Hukum Romawi-Belanda (bahasa Belanda: Rooms-Hollands recht, bahasa Afrikaans: Romeins-Hollandse reg) adalah sistem hukum, digagas oleh cendekiawan, dan dibuat oleh hakim berdasarkan hukum Romawi yang diterapkan di Belanda pada abad ke-17 dan ke-18. Dengan demikian, hukum ini adalah ragam dari hukum sipil daratan utama Eropa atau ius commune. Sementara hukum Romawi-Belanda digantikan oleh hukum Napoleon di Belanda tepat pada awal abad ke-19, praktik dan prinsip hukum sistem Romawi-Belanda masih diterapkan secara aktif dan pasif oleh pengadilan di negara-negara yang menjadi jajahan Belanda, atau negara-negara yang dipengaruhi oleh bekas jajahan Belanda: Guyana, Afrika Selatan (dan tetangganya Botswana, Lesotho, Namibia, Eswatini (dulu Swaziland), dan Zimbabwe), Sri Lanka, Indonesia (dan Timor Timur), dan Suriname. Hukum ini juga sangat mempengaruhi hukum Skotlandia.[1] Hukum ini juga sedikit mempengaruhi undang-undang negara bagian New York di Amerika Serikat,[2] terutama dalam kejaksaan (schout-fiscaal).
Sejarah
Hukum Romawi semakin ditinggalkan selama awal Abad Pertengahan. Kitab Undang-Undang Theodosianus dan kutipan dari undang-undang kekaisaran zaman akhir (constitutiones) terkenal di negara-negara Jermanik penerus dan penting untuk mempertahankan prinsip umum hak rakyat yang menerapkan hukum Romawi yang sudah ada sebelumnya ke provinsi Romawi dan hukum Jermanik ke negara-negara Jerman. Breviarium Alaricianum dan Lex Gundobada Romana adalah dua dari beberapa undang-undang campuran Romawi-Jermanik yang memasukkan banyak bahan hukum Romawi. Namun, karena keruntuhan Kekaisaran Romawi Barat mendahului penyusunan Undang-undang Yustinianus, hukum Bizantium awal tidak pernah berpengaruh di Eropa Barat. Juga, banyak dari hukum awal ini kemudian digantikan oleh hukum feodal. Hanya hukum kanonik yang berhasil mempertahankan sejumlah besar hukum Romawi yang berpengaruh.

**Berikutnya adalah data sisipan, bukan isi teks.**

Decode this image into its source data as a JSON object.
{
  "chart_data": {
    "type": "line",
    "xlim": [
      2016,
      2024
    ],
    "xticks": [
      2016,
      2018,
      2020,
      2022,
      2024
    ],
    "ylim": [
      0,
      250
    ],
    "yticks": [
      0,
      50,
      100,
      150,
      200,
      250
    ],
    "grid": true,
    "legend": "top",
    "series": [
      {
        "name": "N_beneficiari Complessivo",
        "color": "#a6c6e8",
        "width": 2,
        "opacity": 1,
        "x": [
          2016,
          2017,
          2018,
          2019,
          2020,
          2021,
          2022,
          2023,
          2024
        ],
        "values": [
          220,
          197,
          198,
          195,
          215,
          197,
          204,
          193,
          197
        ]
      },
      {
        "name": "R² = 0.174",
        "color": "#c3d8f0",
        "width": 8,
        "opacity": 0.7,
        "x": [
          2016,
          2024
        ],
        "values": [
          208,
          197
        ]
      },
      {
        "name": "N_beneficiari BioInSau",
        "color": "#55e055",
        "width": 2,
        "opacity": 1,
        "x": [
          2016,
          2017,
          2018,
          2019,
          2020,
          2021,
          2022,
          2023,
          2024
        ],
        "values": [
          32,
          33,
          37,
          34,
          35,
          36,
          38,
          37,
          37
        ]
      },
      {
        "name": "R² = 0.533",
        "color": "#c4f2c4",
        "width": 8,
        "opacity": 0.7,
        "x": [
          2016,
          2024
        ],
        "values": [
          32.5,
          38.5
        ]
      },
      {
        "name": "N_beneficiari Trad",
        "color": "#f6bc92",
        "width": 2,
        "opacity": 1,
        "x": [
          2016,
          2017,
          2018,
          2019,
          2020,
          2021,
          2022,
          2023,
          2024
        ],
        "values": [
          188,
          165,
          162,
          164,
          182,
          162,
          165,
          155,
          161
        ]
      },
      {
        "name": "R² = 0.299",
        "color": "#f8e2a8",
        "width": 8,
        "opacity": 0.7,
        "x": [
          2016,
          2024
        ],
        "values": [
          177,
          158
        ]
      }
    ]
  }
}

Ketertarikan pada doktrin para pengacara Bizantium muncul ketika (sekitar 1070 SM) salinan Intisari Kaisar Romawi Timur Yustinianus I menemukan jalannya ke Italia utara. Para cendekiawan di Universitas Bologna yang baru muncul, yang sebelumnya hanya memiliki akses ke sebagian terbatas dari Undang-undang Yustinianus, memicu penemuan kembali intelektual hukum Romawi melalui pengajaran hukum berdasarkan teks-teks hukum Bizantium. Pengadilan secara bertahap menerapkan hukum Bizantium (seperti yang diajarkan di Bologna) pertama sebagai hukum in subsidium yang diterapkan ketika tidak ada undang-undang atau kebiasaan setempat, dan kemudian karena petugas pengadilan (hakim, magistrat, penilai) merasa bahwa konsep hukum yang disempurnakan lebih tepat untuk menyelesaikan kasus-kasus rumit daripada hukum adat di Eropa Barat dan Tengah. Proses ini, yang disebut sebagai resepsi, terjadi di Kekaisaran Romawi Suci dan negara-negara pesisir Laut Tengah pada abad ke-13 hingga ke-14, tetapi jauh lebih lambat sampai ke Eropa utara (yaitu Sachsen, Prancis utara, Negara-negara Dataran Rendah, dan Skandinavia).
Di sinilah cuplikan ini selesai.